A team agreement acts as mutual ground rules
“Startups, distributed or on-site, can decrease misunderstandings by getting together and discussing a basic set of guidelines for how they want to work together,” recommended Lisette Sutherland, founder of Collaboration Superpowers, while training for distributed and remote teams. “This includes figuring out how you will know what everyone is doing, how you will communicate with each other, and what kind of information you need to get work done.”
A team agreement can be for your entire small business or for smaller teams as you grow. It is a mutually agreed-upon, living outline of how you will communicate (tools, etc) and how regularly, and an outline of expectations you have collectively as a team for each other.

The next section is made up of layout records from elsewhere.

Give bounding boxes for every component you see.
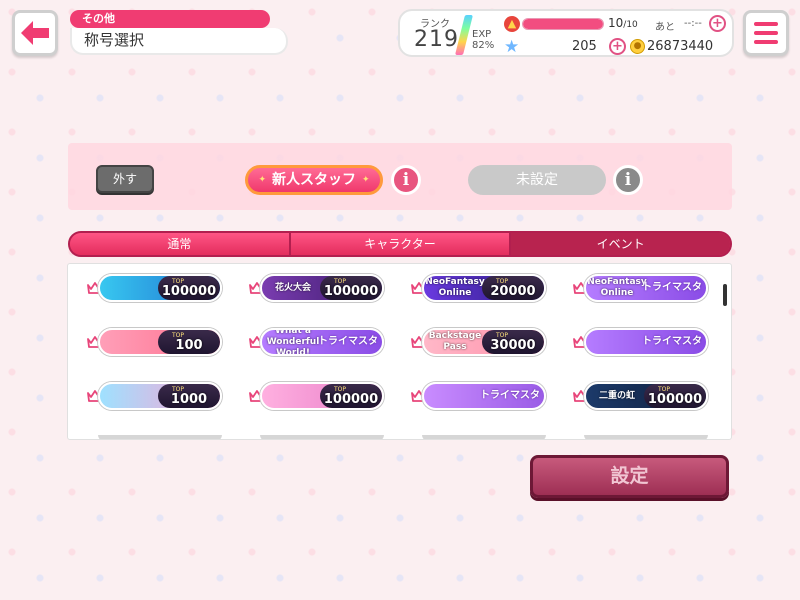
title-badge-partial[interactable]: [260, 435, 384, 439]
rank-plate: TOP 100000: [320, 276, 382, 300]
stamina-count: 10/10: [608, 16, 638, 30]
scrollbar[interactable]: [723, 284, 727, 306]
title-art: 二重の虹: [598, 390, 635, 401]
title-badge[interactable]: TOP 100000: [260, 382, 384, 410]
title-item[interactable]: TOP 100000: [72, 271, 234, 305]
title-badge-partial[interactable]: [98, 435, 222, 439]
title-badge[interactable]: TOP 100: [98, 328, 222, 356]
rank-plate: TOP 1000: [158, 384, 220, 408]
fire-icon: ▲: [504, 16, 520, 32]
page-title: 称号選択: [70, 28, 288, 55]
star-icon: ★: [504, 37, 520, 57]
arrow-left-icon: [21, 21, 49, 45]
title-item[interactable]: Backstage Pass TOP 30000: [396, 325, 558, 359]
tab-character[interactable]: キャラクター: [290, 233, 512, 255]
title-art: [100, 384, 162, 408]
stamina-bar: [522, 18, 604, 30]
menu-button[interactable]: [743, 10, 789, 56]
rank-value: 30000: [490, 338, 536, 353]
title-list[interactable]: TOP 100000 花火大会 TOP 100000 NeoFantasy Online T…: [67, 263, 732, 440]
rank-plate: TOP 30000: [482, 330, 544, 354]
exp-percent: 82%: [472, 40, 495, 51]
title-badge[interactable]: トライマスター: [422, 382, 546, 410]
title-badge-partial[interactable]: [422, 435, 546, 439]
title-badge[interactable]: 二重の虹 TOP 100000: [584, 382, 708, 410]
rank-plate: TOP 100000: [644, 384, 706, 408]
add-stamina-button[interactable]: +: [709, 15, 726, 32]
list-row-partial: [68, 435, 718, 439]
player-status-card: ランク 219 EXP 82% ▲ 10/10 あと --:-- + ★ 205…: [398, 9, 734, 57]
title-art: NeoFantasy Online: [425, 277, 485, 298]
title-badge[interactable]: TOP 100000: [98, 274, 222, 302]
hamburger-icon-line: [754, 40, 778, 44]
remove-title-button[interactable]: 外す: [96, 165, 154, 193]
title-item[interactable]: トライマスター: [558, 325, 720, 359]
title-badge[interactable]: NeoFantasy Online TOP 20000: [422, 274, 546, 302]
tab-event[interactable]: イベント: [511, 233, 730, 255]
title-item[interactable]: トライマスター: [396, 379, 558, 413]
list-row: TOP 100000 花火大会 TOP 100000 NeoFantasy Online T…: [68, 271, 718, 305]
title-badge[interactable]: トライマスター: [584, 328, 708, 356]
stamina-fill: [523, 19, 603, 29]
category-tag: その他: [70, 10, 270, 28]
try-master-label: トライマスター: [642, 336, 702, 347]
page-title-area: その他 称号選択: [70, 10, 288, 55]
try-master-label: トライマスター: [318, 336, 378, 347]
title-badge[interactable]: Backstage Pass TOP 30000: [422, 328, 546, 356]
title-item[interactable]: 二重の虹 TOP 100000: [558, 379, 720, 413]
exp-label: EXP: [472, 29, 492, 40]
title-badge[interactable]: NeoFantasy Onlineトライマスター: [584, 274, 708, 302]
rank-plate: TOP 100: [158, 330, 220, 354]
rank-value: 1000: [170, 392, 208, 407]
rank-value: 100000: [323, 392, 379, 407]
add-stars-button[interactable]: +: [609, 38, 626, 55]
title-item[interactable]: TOP 1000: [72, 379, 234, 413]
equipped-title-panel: 外す ✦ 新人スタッフ ✦ i 未設定 i: [68, 143, 732, 210]
try-master-label: トライマスター: [642, 282, 702, 293]
equipped-title-badge[interactable]: ✦ 新人スタッフ ✦: [245, 165, 383, 195]
title-item[interactable]: NeoFantasy Onlineトライマスター: [558, 271, 720, 305]
rank-value: 100000: [647, 392, 703, 407]
coin-count: 26873440: [647, 39, 714, 54]
tab-normal[interactable]: 通常: [70, 233, 291, 255]
title-art: Backstage Pass: [428, 331, 482, 352]
list-row: TOP100 What a Wonderful World!トライマスター Back…: [68, 325, 718, 359]
title-badge[interactable]: What a Wonderful World!トライマスター: [260, 328, 384, 356]
star-count: 205: [572, 39, 597, 54]
title-badge[interactable]: 花火大会 TOP 100000: [260, 274, 384, 302]
title-item[interactable]: What a Wonderful World!トライマスター: [234, 325, 396, 359]
title-art: 花火大会: [274, 282, 311, 293]
list-row: TOP1000 TOP100000 トライマスター 二重の虹 TOP100000: [68, 379, 718, 413]
rank-plate: TOP 100000: [158, 276, 220, 300]
title-badge[interactable]: TOP 1000: [98, 382, 222, 410]
stamina-ato-label: あと: [655, 22, 675, 33]
title-art: [100, 330, 162, 354]
settings-button[interactable]: 設定: [530, 455, 729, 498]
title-badge-partial[interactable]: [584, 435, 708, 439]
rank-plate: TOP 20000: [482, 276, 544, 300]
hamburger-icon-line: [754, 31, 778, 35]
title-art: [262, 384, 324, 408]
back-button[interactable]: [12, 10, 58, 56]
rank-value: 100: [175, 338, 203, 353]
title-item[interactable]: NeoFantasy Online TOP 20000: [396, 271, 558, 305]
rank-value: 219: [414, 27, 459, 52]
rank-value: 20000: [490, 284, 536, 299]
title-item[interactable]: TOP 100: [72, 325, 234, 359]
title-category-tabs: 通常 キャラクター イベント: [68, 231, 732, 257]
title-art: [100, 276, 162, 300]
title-item[interactable]: 花火大会 TOP 100000: [234, 271, 396, 305]
unset-title-badge[interactable]: 未設定: [468, 165, 606, 195]
info-icon[interactable]: i: [391, 165, 421, 195]
title-item[interactable]: TOP 100000: [234, 379, 396, 413]
coin-icon: ●: [630, 39, 645, 54]
rank-value: 100000: [323, 284, 379, 299]
info-icon[interactable]: i: [613, 165, 643, 195]
rank-value: 100000: [161, 284, 217, 299]
try-master-label: トライマスター: [480, 390, 540, 401]
stamina-timer: --:--: [684, 18, 702, 29]
rank-plate: TOP 100000: [320, 384, 382, 408]
hamburger-icon: [754, 22, 778, 26]
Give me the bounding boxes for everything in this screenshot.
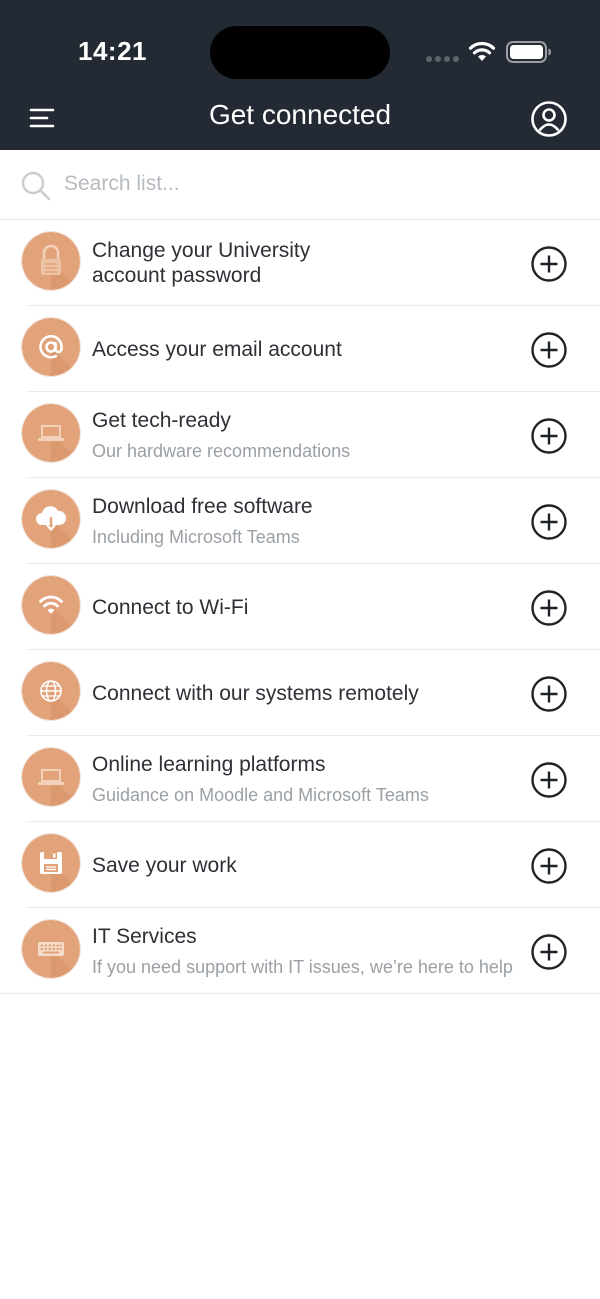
expand-button[interactable] (530, 589, 568, 627)
list-item-wifi[interactable]: Connect to Wi-Fi (0, 564, 600, 650)
plus-circle-icon (531, 848, 567, 884)
list-item-save-work[interactable]: Save your work (0, 822, 600, 908)
expand-button[interactable] (530, 417, 568, 455)
wifi-status-icon (468, 40, 496, 67)
wifi-icon (22, 576, 80, 634)
dynamic-island (210, 26, 390, 79)
expand-button[interactable] (530, 331, 568, 369)
list-item-title: Change your University account password (92, 239, 311, 287)
list-item-title: Access your email account (92, 337, 342, 361)
list-item-subtitle: Our hardware recommendations (92, 441, 351, 461)
list-item-subtitle: Guidance on Moodle and Microsoft Teams (92, 785, 429, 805)
padlock-icon (22, 232, 80, 290)
laptop-icon (22, 404, 80, 462)
user-profile-icon (531, 101, 567, 137)
list-item-remote-systems[interactable]: Connect with our systems remotely (0, 650, 600, 736)
search-bar (0, 150, 600, 220)
list-item-text: Access your email account (92, 306, 519, 392)
profile-button[interactable] (530, 100, 568, 138)
plus-circle-icon (531, 676, 567, 712)
list-item-download-software[interactable]: Download free software Including Microso… (0, 478, 600, 564)
list-item-title: Download free software (92, 495, 313, 518)
expand-button[interactable] (530, 245, 568, 283)
search-icon (20, 170, 52, 207)
cloud-download-icon (22, 490, 80, 548)
list-item-title: Online learning platforms (92, 753, 326, 776)
plus-circle-icon (531, 762, 567, 798)
keyboard-icon (22, 920, 80, 978)
app-header: 14:21 Get connected (0, 0, 600, 150)
list-item-text: Get tech-ready Our hardware recommendati… (92, 392, 519, 478)
plus-circle-icon (531, 590, 567, 626)
list-item-it-services[interactable]: IT Services If you need support with IT … (0, 908, 600, 994)
globe-icon (22, 662, 80, 720)
list-item-text: Connect to Wi-Fi (92, 564, 519, 650)
expand-button[interactable] (530, 761, 568, 799)
status-time: 14:21 (78, 36, 147, 66)
list-item-text: Save your work (92, 822, 519, 908)
hamburger-menu-icon (29, 108, 55, 128)
list-item-online-learning[interactable]: Online learning platforms Guidance on Mo… (0, 736, 600, 822)
topic-list: Change your University account password … (0, 220, 600, 994)
list-item-tech-ready[interactable]: Get tech-ready Our hardware recommendati… (0, 392, 600, 478)
plus-circle-icon (531, 418, 567, 454)
plus-circle-icon (531, 934, 567, 970)
list-item-title: Save your work (92, 853, 237, 877)
list-item-text: Download free software Including Microso… (92, 478, 519, 564)
list-item-text: IT Services If you need support with IT … (92, 908, 519, 994)
list-item-title: Connect to Wi-Fi (92, 595, 249, 619)
expand-button[interactable] (530, 933, 568, 971)
plus-circle-icon (531, 246, 567, 282)
plus-circle-icon (531, 332, 567, 368)
list-item-title: Connect with our systems remotely (92, 681, 419, 705)
expand-button[interactable] (530, 503, 568, 541)
list-item-text: Change your University account password (92, 220, 519, 306)
cellular-signal-icon (426, 56, 459, 62)
hamburger-menu-button[interactable] (28, 104, 58, 134)
expand-button[interactable] (530, 675, 568, 713)
list-item-title: IT Services (92, 925, 197, 948)
battery-icon (506, 41, 552, 68)
list-item-text: Online learning platforms Guidance on Mo… (92, 736, 519, 822)
plus-circle-icon (531, 504, 567, 540)
page-title: Get connected (208, 99, 392, 130)
list-item-change-password[interactable]: Change your University account password (0, 220, 600, 306)
search-input[interactable] (64, 167, 564, 201)
floppy-disk-icon (22, 834, 80, 892)
list-item-email[interactable]: Access your email account (0, 306, 600, 392)
at-sign-icon (22, 318, 80, 376)
list-item-subtitle: Including Microsoft Teams (92, 527, 300, 547)
list-item-title: Get tech-ready (92, 409, 231, 432)
expand-button[interactable] (530, 847, 568, 885)
laptop-icon (22, 748, 80, 806)
list-item-subtitle: If you need support with IT issues, we’r… (92, 957, 513, 977)
list-item-text: Connect with our systems remotely (92, 650, 519, 736)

This does not get into individual roles at all but can include different expectations, depending on if someone is part-time or full-time.
Plan to be transparent … or not
Being open and transparent is a great way of attracting talent to your startup, or deterring it. I worked for a startup that seemed cool because it allowed everyone to name their own salary, but that turned out to be abusive, taking advantage of those that didn’t think well enough of themselves to ask for more. Plus, everyone made such different salaries and we were told to keep it all a secret.
To the contrary, when Buffer the social media app published their salaries online, they actually saw double the applications. This isn’t because they necessarily paid above average but, like Clinton’s “I did not inhale,” people had secrets and lies. Buffer even blogs about what management decisions they make, who is on their team, and what their preferences are.
If you don’t feel ready to be honest about exact salaries, be sure to publish salary ranges publicly and see the type of honest folks you attract to your team.
Other things to worry about?
As your startup starts to grow, you need to think about how you structure your projects or teams, and what roles or positions you could take. In a growing startup, the work changes day-to-day, so I recommend instead of giving rigid job titles and descriptions, have people contribute where they can and where they take interest, not just in a box where they were hired. Instead of giving out job titles, give out project credits where you recognize everyone as much as you can for what they do.
And, remember, when there’s a mix of celebration, experimentation and learning, your company is more likely to flourish. As Darabos said, you need to figure out early on how you go about failure, “which is so important for a startup because they need to fail a dozen times before they get it right.”
The views expressed are of the author.